I think you have to first think about your chunking strategy. You want your chunks to contain entire thoughts and not thought fragments. Remember, these chunks are retrieved, and then presented to the LLM in the prompt, so they need to make some sense.

If your chunks are too small, they likely won’t contain entire thoughts, but your embedding of this small chunk is very precise. If your chunks are too big, they contain lots of thought, and your embedding is less precise because of the varying amount of information in the big chunk.

And so this is where all the fun begins. How do you solve this problem? Or do you just pick a chunk size and percent overlap and call it good :rofl: The latter is what most people do, because that is what a lot of these automated chunking tools do.

But the rabbit hole just gets deeper. Why not chunk at various levels? Then with some amount of awareness of how these chunks are related to each other, you can formulate a more optimal chunk, by finding a large amount of smaller chunks within a single large chunk, and then retrieve the larger chunk that corresponds. So you get the best of both worlds, precise embeddings, and more cohesive thoughts per chunk. You can see where this is headed … it’s an optimization problem.

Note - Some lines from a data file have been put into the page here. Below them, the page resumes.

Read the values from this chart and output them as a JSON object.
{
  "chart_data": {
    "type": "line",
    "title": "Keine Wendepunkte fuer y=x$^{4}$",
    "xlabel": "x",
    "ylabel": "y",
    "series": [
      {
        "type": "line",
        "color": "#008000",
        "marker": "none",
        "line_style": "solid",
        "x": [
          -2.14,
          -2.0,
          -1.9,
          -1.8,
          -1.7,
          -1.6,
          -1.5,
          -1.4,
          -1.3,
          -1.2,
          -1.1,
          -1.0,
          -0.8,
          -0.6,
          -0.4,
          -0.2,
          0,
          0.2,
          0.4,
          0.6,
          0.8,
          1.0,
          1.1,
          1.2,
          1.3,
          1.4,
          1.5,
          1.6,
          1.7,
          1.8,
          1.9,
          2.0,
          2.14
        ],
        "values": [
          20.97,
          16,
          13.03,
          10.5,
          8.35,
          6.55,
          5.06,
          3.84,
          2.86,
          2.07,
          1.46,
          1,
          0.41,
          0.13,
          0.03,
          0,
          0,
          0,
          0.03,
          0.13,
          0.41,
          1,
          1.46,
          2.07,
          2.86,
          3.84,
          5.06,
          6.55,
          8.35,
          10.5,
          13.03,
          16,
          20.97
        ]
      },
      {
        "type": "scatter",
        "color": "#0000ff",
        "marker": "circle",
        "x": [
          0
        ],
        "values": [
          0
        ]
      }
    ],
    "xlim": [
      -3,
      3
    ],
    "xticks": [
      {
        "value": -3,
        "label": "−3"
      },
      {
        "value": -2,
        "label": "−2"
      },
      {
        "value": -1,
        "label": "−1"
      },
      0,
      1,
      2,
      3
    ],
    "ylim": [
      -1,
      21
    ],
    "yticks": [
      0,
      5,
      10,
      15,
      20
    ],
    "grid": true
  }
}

You could run sentiment, entity extraction too. You just need to figure out how to use this from a search perspective.

One thing related to this is keyword search. A simple one that I have implemented is a log normalized TF-IDF. This works best for your larger chunks. What you do is break down each chunk into a bag of lower cased words. Then you essentially count each word in the chunk. You also count how many total chunks each word occurs in. You can use this information to find relevant keywords, specific to your data. As the most important keywords are the ones that have the lowest repeats and lowest presence across all the chunks.

This keyword search leg can be combined with your embeddings, by ranking each stream separately and combining them with hybrid search fusion algorithms such as RRF or RSF (ref).

RRF is easier to implement, but RSF may be more precise, especially when there are multiple ambiguous correlations.

So, that’s pretty much it. There are a lot of variations to this theme. It’s certainly a fun and challenging problem to optimize. But, as you alluded to, it’s definitely more on the retrieval side IMO.